Representative Larry Bucshon (R-IN)

“Congress needs to provide certainty, and that’s what we’re trying to accomplish through the bipartisan, bicameral VALID Act. We strive to assure patients that their test results are clinically accurate and to provide physicians with confidence that the tests they administer and upon which they make health care decisions are accurate.

Patrick Godbey, MD, president of the College of American Pathologists (CAP)

“[The VALID Act] provides the most viable legislative path to consensus on the oversight of laboratory-developed tests. A legislative approach to LDT oversight must leverage existing processes to maintain safe and reliable testing for today’s patients without stifling future testing innovation. CAP looks forward to discussing the latest version of the VALID Act with the bill’s sponsors, other members of Congress, groups representing patients and other physicians, the U.S. Food and Drug Administration, and the White House as the proposal moves forward.

Julie Khani, President of the American Clinical Laboratory Association

“As illustrated by the COVID-19 pandemic, a clear and agile regulatory framework with pathways that do not necessarily impose regulatory burdens on test development is essential for public health and patient care. To better serve patients, companies need clarity and certainty in the regulatory environment. This certainty is essential to encourage innovation and the next generation of cutting-edge technologies, and to support patients’ continued access to accurate and reliable laboratory-developed tests needed to diagnose, monitor and optimize treatment of disease.

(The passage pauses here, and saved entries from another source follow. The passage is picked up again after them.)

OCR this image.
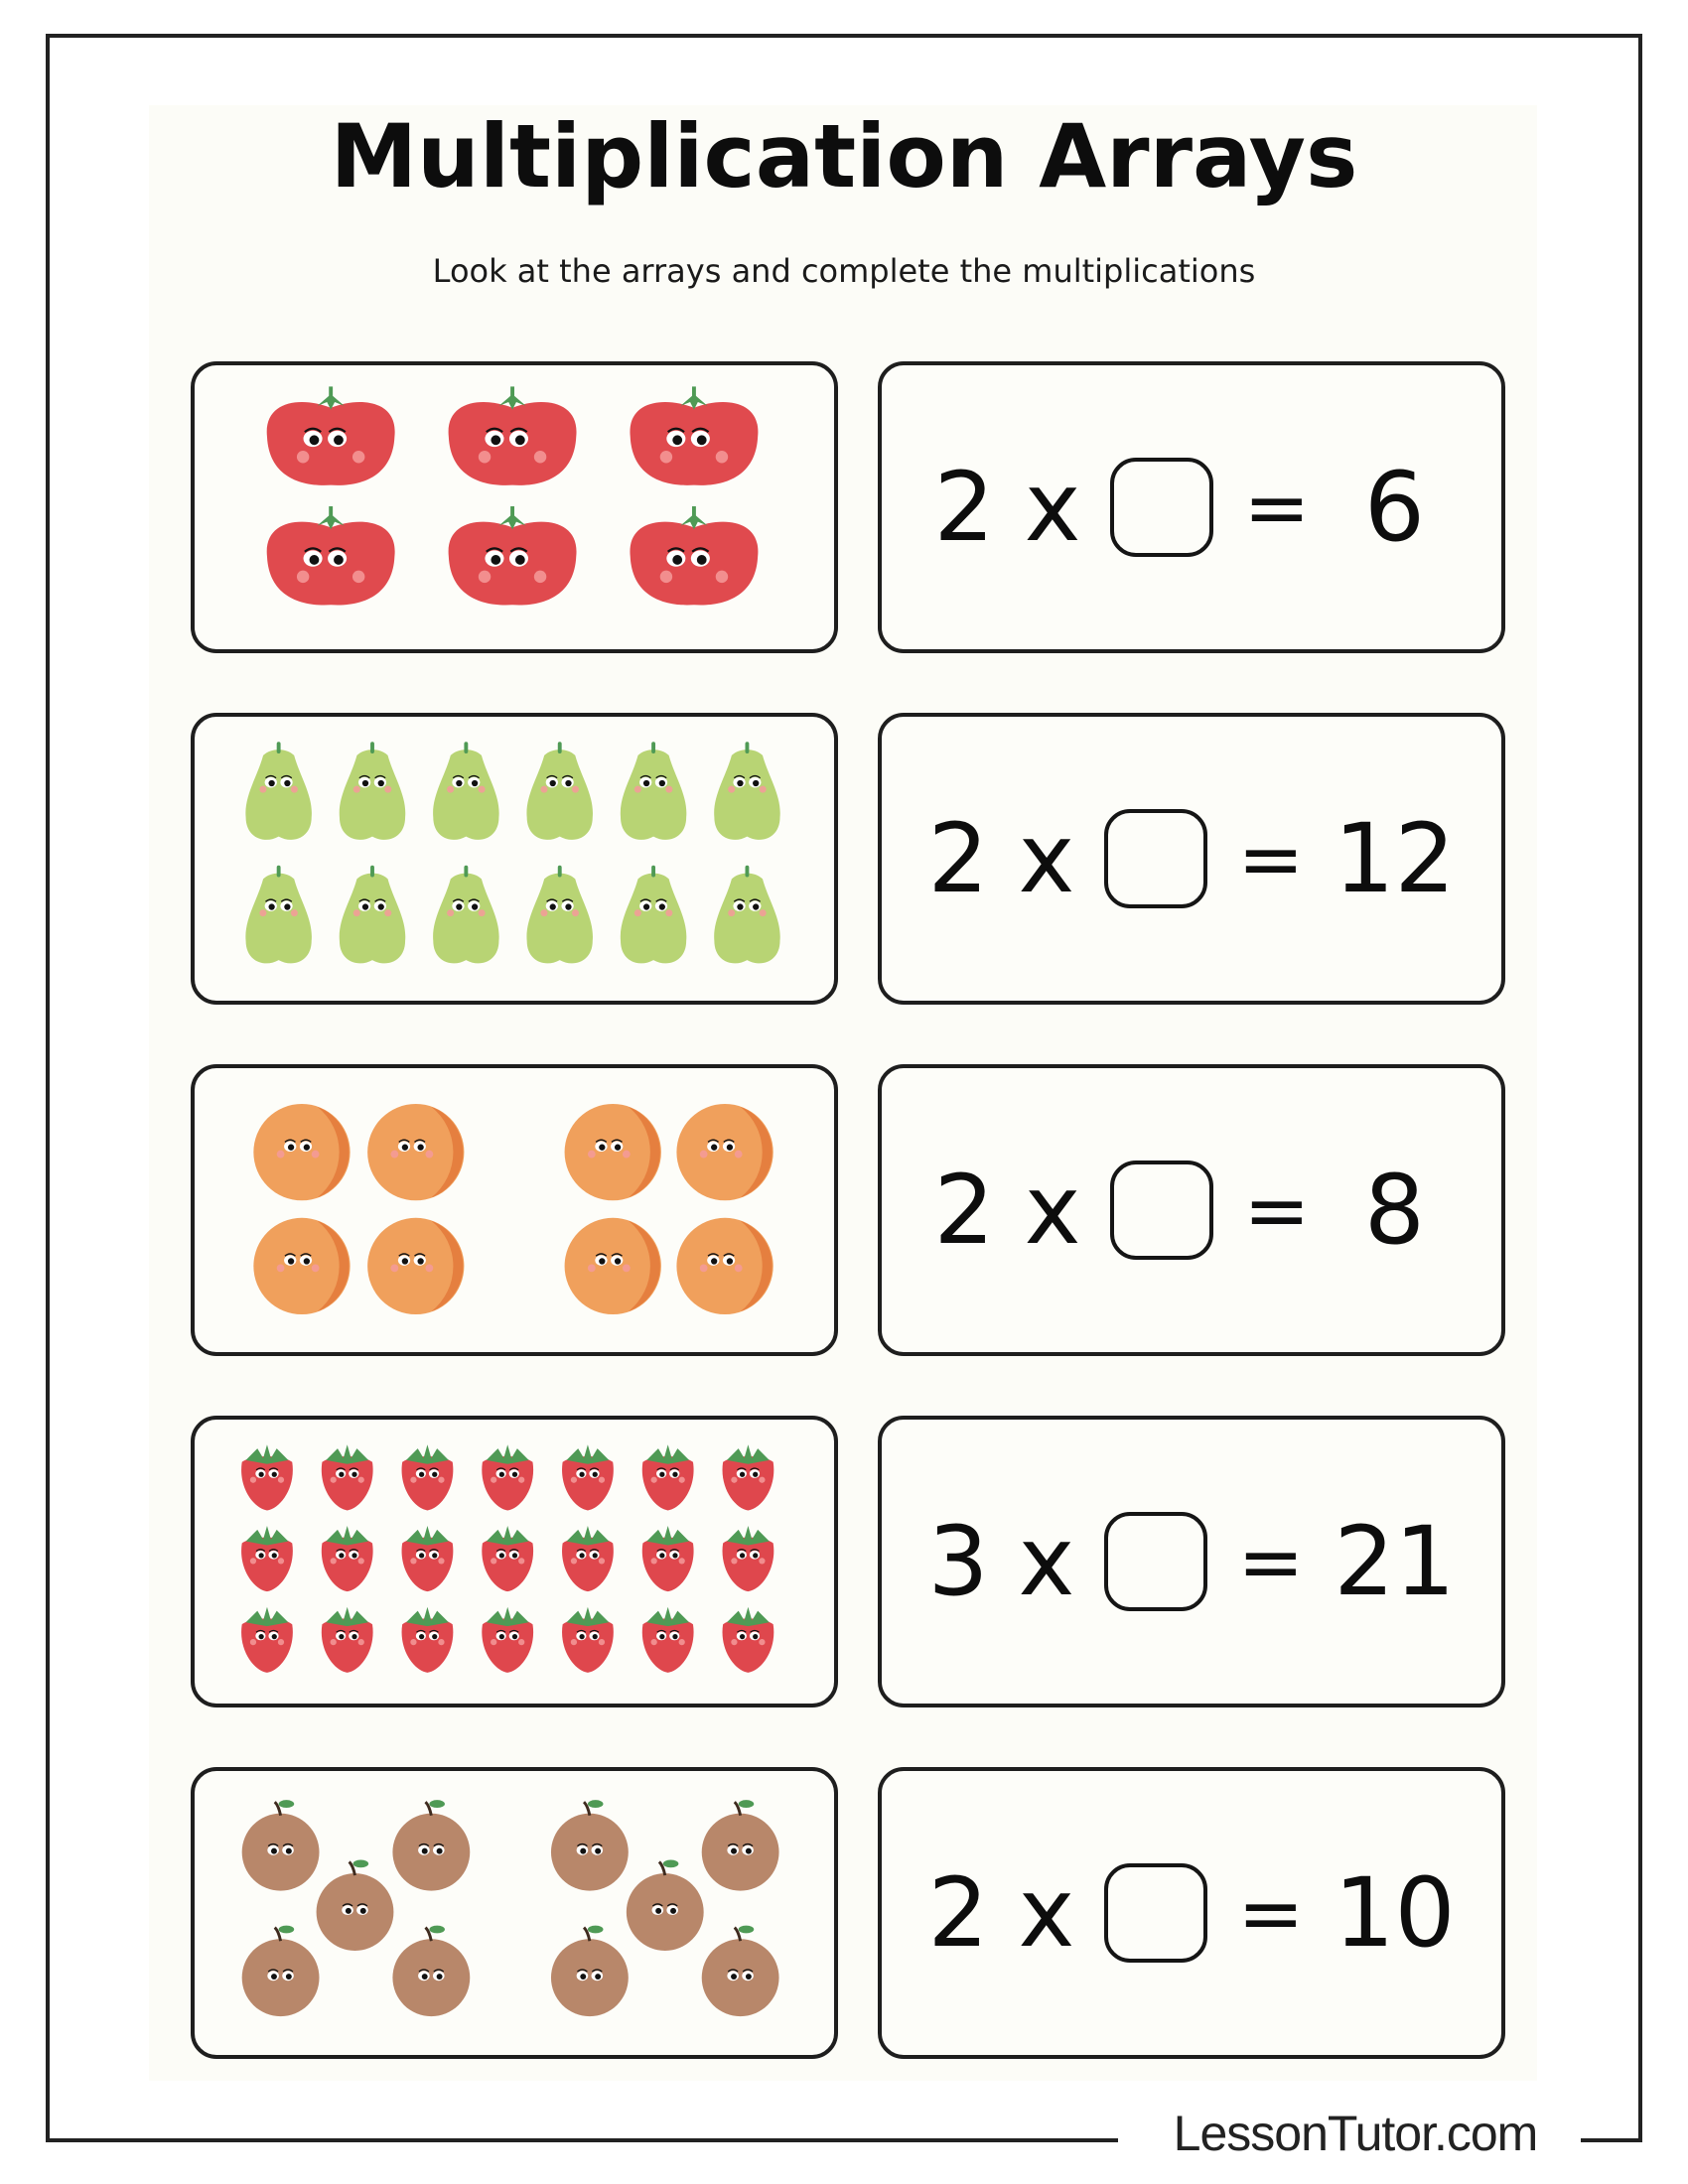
LessonTutor.com
Multiplication Arrays
Look at the arrays and complete the multiplications
2 x = 6
2 x = 12
2 x = 8
3 x = 21
2 x = 10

Jeffrey Shuren, director of the Center for Devices and Radiological Health, Food and Drug Administration

“LDTs play an extremely important role in healthcare and increasingly they and the tests performed by commercial manufacturers are important for clinical decision-making. We have to make sure, at the end of the day, that [tests] work. These assurances are in place if [they’re] made by a commercial manufacturer [but not] if they are manufactured by a laboratory. … [H]have a legislative framework that clarifies a comprehensive approach to ensuring that all developers, whether commercial manufacturers or labs, work with the FDA, and all of us [are] acting coherently in a modern setting…now is the time to do so, and it could have a significant impact on public health.

Ellen Sigal, Founder and President of Friends of Cancer Research

“The VALID law is essential for the future of diagnostic tests and personalized medicine, which pushes for much-needed diagnostic reforms. Patients are our North Star in everything we do, and this legislation would ensure that patients receive accurate and reliable test results.

Scott Whitaker, President and CEO of AdvaMed

“The bipartisan VALID Act is an important step toward the long overdue modernization of the law for all diagnostic tests. It calls for smart reforms that will incentivize and improve the development of advanced and reliable tests that patients depend on, regardless of where these tests were developed.